Quarant'anni fa la scomparsa di Bob Marley, il leone del reggae e del rastafarianesimo, sopravvissuto a un attentato
11 maggio 2021, ore 12:11 , agg. alle 14:44
L’11 maggio 1981 centomila spettatori rendevano omaggio a Kingston al 36enne mito giamaicano, che aveva sfidato le divisioni nell’isola riunendo sul palco i due leader politici in sanguinosa lotta fra loro. Aveva conquistato anche l’Italia con il concerto di San Siro
Nella bara di bronzo furono poggiati un pallone da calcio, una Bibbia, una piantina di marijuana, la sua chitarra Gibson. Dopo i funerali di stato alla National Arena di Kingston, dove in centomila lo avevano onorato tra canti e balli, Bob Marley fu tumulato sulla collina di Nine Mile, che da baraccopoli divenne un luogo di culto. ll re del reggae se n’era andato l’11 maggio 1981, a soli 36 anni. Soffriva da troppi mesi per un dolore a un piede. Credeva fosse un banale infortunio dopo una delle agguerrite partite di pallone con i suoi Wailers, era invece un melanoma. Per tentare di salvarlo avrebbero dovuto amputargli un alluce, ma lui si rifiutò: nella Bibbia era scritto che i seguaci del rastafarianesimo non potevano farsi tagliare parti del corpo. O tagliare i capelli. Niente lame: solo l’acqua poteva toccare le chiome avvolte in quei riccioli inestricabili, i dreadlock.

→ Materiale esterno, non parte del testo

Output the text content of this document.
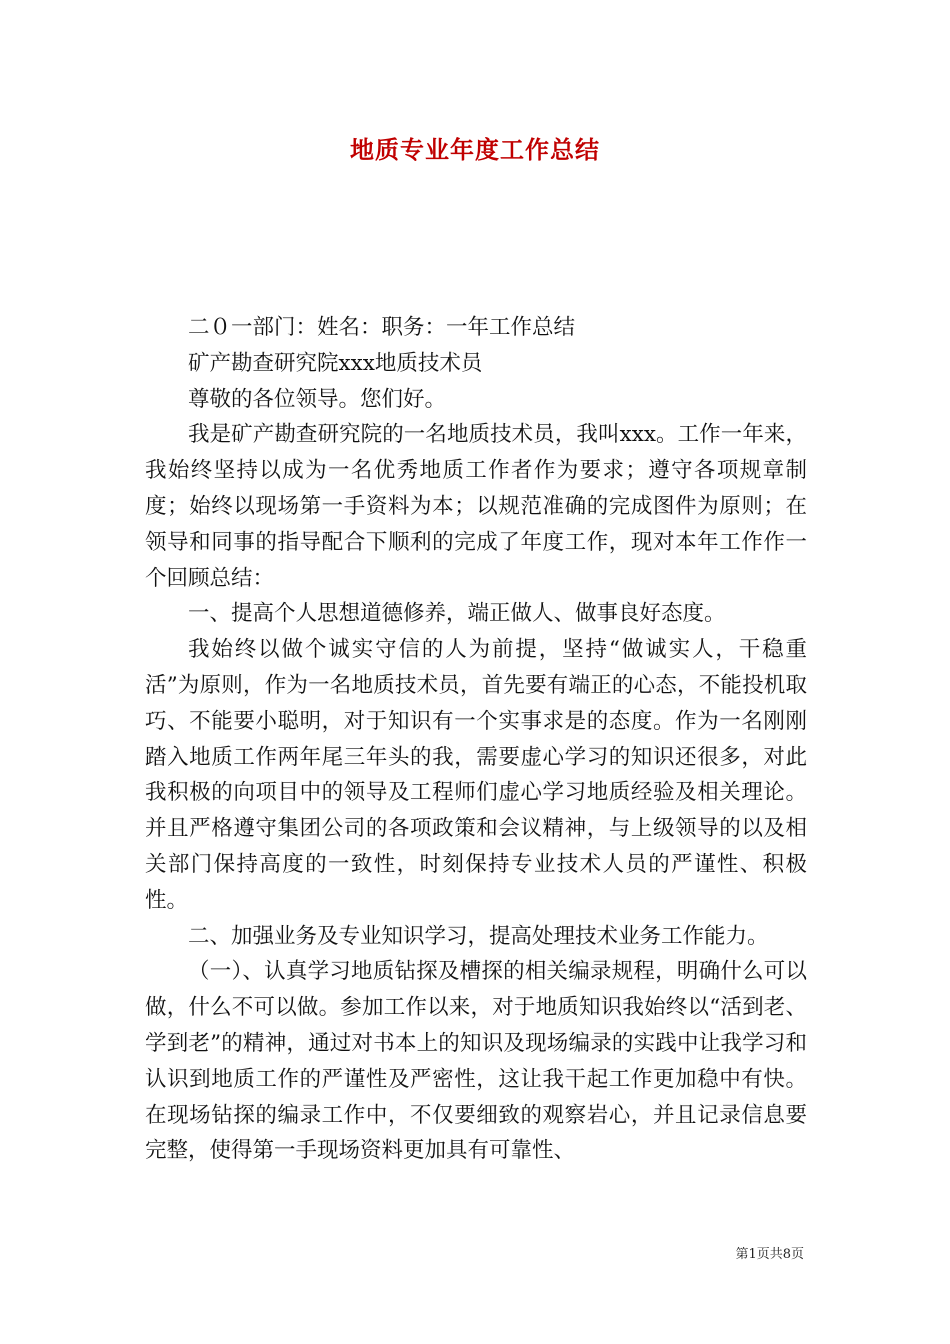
地质专业年度工作总结

二０一部门：姓名：职务：一年工作总结

矿产勘查研究院xxx地质技术员

尊敬的各位领导。您们好。

我是矿产勘查研究院的一名地质技术员，我叫xxx。工作一年来，我始终坚持以成为一名优秀地质工作者作为要求；遵守各项规章制度；始终以现场第一手资料为本；以规范准确的完成图件为原则；在领导和同事的指导配合下顺利的完成了年度工作，现对本年工作作一个回顾总结：

一、提高个人思想道德修养，端正做人、做事良好态度。

我始终以做个诚实守信的人为前提，坚持“做诚实人，干稳重活”为原则，作为一名地质技术员，首先要有端正的心态，不能投机取巧、不能要小聪明，对于知识有一个实事求是的态度。作为一名刚刚踏入地质工作两年尾三年头的我，需要虚心学习的知识还很多，对此我积极的向项目中的领导及工程师们虚心学习地质经验及相关理论。并且严格遵守集团公司的各项政策和会议精神，与上级领导的以及相关部门保持高度的一致性，时刻保持专业技术人员的严谨性、积极性。

二、加强业务及专业知识学习，提高处理技术业务工作能力。

（一）、认真学习地质钻探及槽探的相关编录规程，明确什么可以做，什么不可以做。参加工作以来，对于地质知识我始终以“活到老、学到老”的精神，通过对书本上的知识及现场编录的实践中让我学习和认识到地质工作的严谨性及严密性，这让我干起工作更加稳中有快。在现场钻探的编录工作中，不仅要细致的观察岩心，并且记录信息要完整，使得第一手现场资料更加具有可靠性、

第1页共8页
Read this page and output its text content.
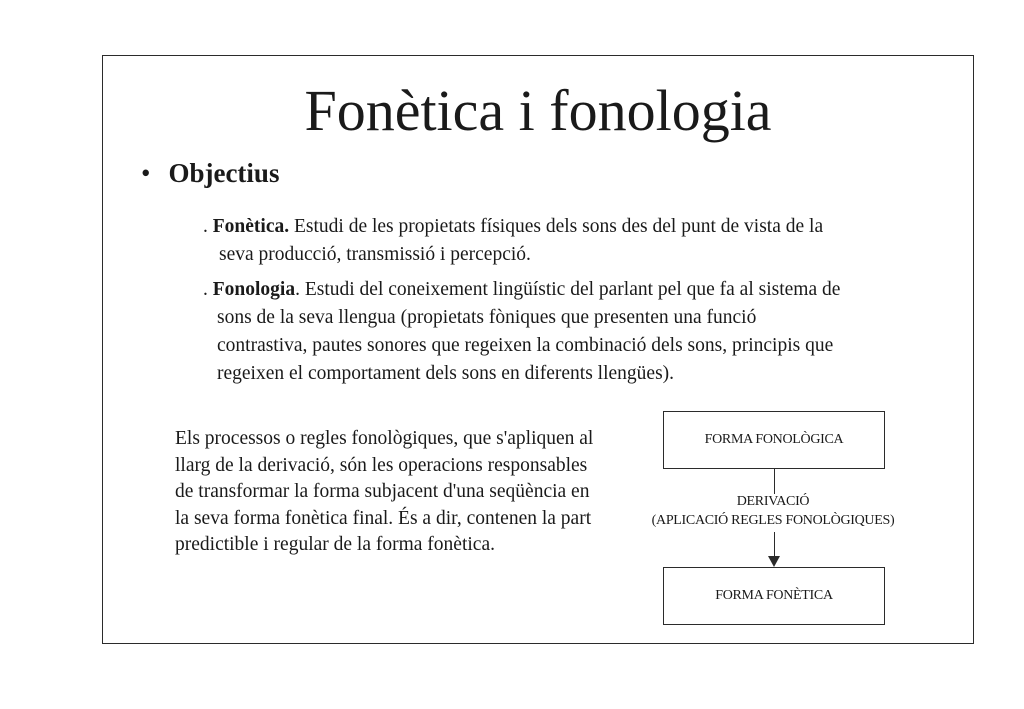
Fonètica i fonologia
• Objectius
. Fonètica. Estudi de les propietats físiques dels sons des del punt de vista de la
seva producció, transmissió i percepció.
. Fonologia. Estudi del coneixement lingüístic del parlant pel que fa al sistema de
sons de la seva llengua (propietats fòniques que presenten una funció
contrastiva, pautes sonores que regeixen la combinació dels sons, principis que
regeixen el comportament dels sons en diferents llengües).
Els processos o regles fonològiques, que s'apliquen al llarg de la derivació, són les operacions responsables de transformar la forma subjacent d'una seqüència en la seva forma fonètica final. És a dir, contenen la part predictible i regular de la forma fonètica.
FORMA FONOLÒGICA
DERIVACIÓ
(APLICACIÓ REGLES FONOLÒGIQUES)
FORMA FONÈTICA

Il mito dell’Africa perduta
Bob era un mezzosangue, figlio una giamaicana e di un bianco. Ma la sua anima era protesa verso il Corno d’Africa, la patria perduta degli schiavi portati a soffrire nei Caraibi. Hailé Selassié, il Ras Tafari (era il suo nome) era sbarcato nel ‘66 a Kingston da Imperatore d’Etiopia, promettendo a tutti il ritorno. Lo consideravano il Messia, la reincarnazione di Cristo. Nel brano “War”, potente come un anatema, Marley utilizzò nel testo il discorso che Selassié aveva pronunciato tre anni prima all’Onu: un vibrante pronunciamento contro lo spettro della guerra atomica e ogni forma di sopraffazione razziale. Eppure Bob, seguace e mentore del rastafarianesimo, visse sulla propria pelle la violenza che prosperava in Giamaica: il 3 dicembre 1976, quando era già una star intercontinentale del reggae, fu centrato da due colpi mentre era in casa. Lo salvò l’intervento del manager, che restò gravemente ferito, così come sua moglie Rita. Due giorni dopo, malgrado lo choc, Marley partecipò al concerto “Smile Jamaica”, un’iniziativa di pacificazione tra le fazioni in lotta per il controllo dell’isola, “sponsorizzate” da Cia e Kgb.
Londra, poi il ritorno. E Milano
Ma le minacce costrinsero Bob a rifugiarsi a Londra, dove continuò a produrre capolavori discografici come “Exodus” che seguiva il successo degli album precedenti (su tutti, la pietra miliare “Rastaman vibration”). Tornò a Kingston per non mancare, nel ‘79, alla kermesse “One Love Peace Concert” dove fece salire sul palco i due leader politici rivali, Michael Manley ed Edward Seaga. Che, mentre Marley invocava Jah, l’Onnipotente, si diedero la mano facendo sperare in un superamento non solo simbolico della guerra civile strisciante in territorio giamaicano. Il 27 giugno 1980, quasi un anno prima della scomparsa, Bob Marley & The Wailers incantarono centomila persone a Milano, con il climax nella commovente, profetica ballata “Redemption Song”. La Storia, anche quella sera, avrebbe mostrato il suo lato più perfido: a San Siro il reggae faceva sognare un mondo riconciliato; nelle acque di Ustica, un DC9 dell’Itavia si inabissava con il suo carico di vittime innocenti. Un mistero che si originava nello stesso istante in cui Marley, mille chilometri più a Nord, entrava in scena.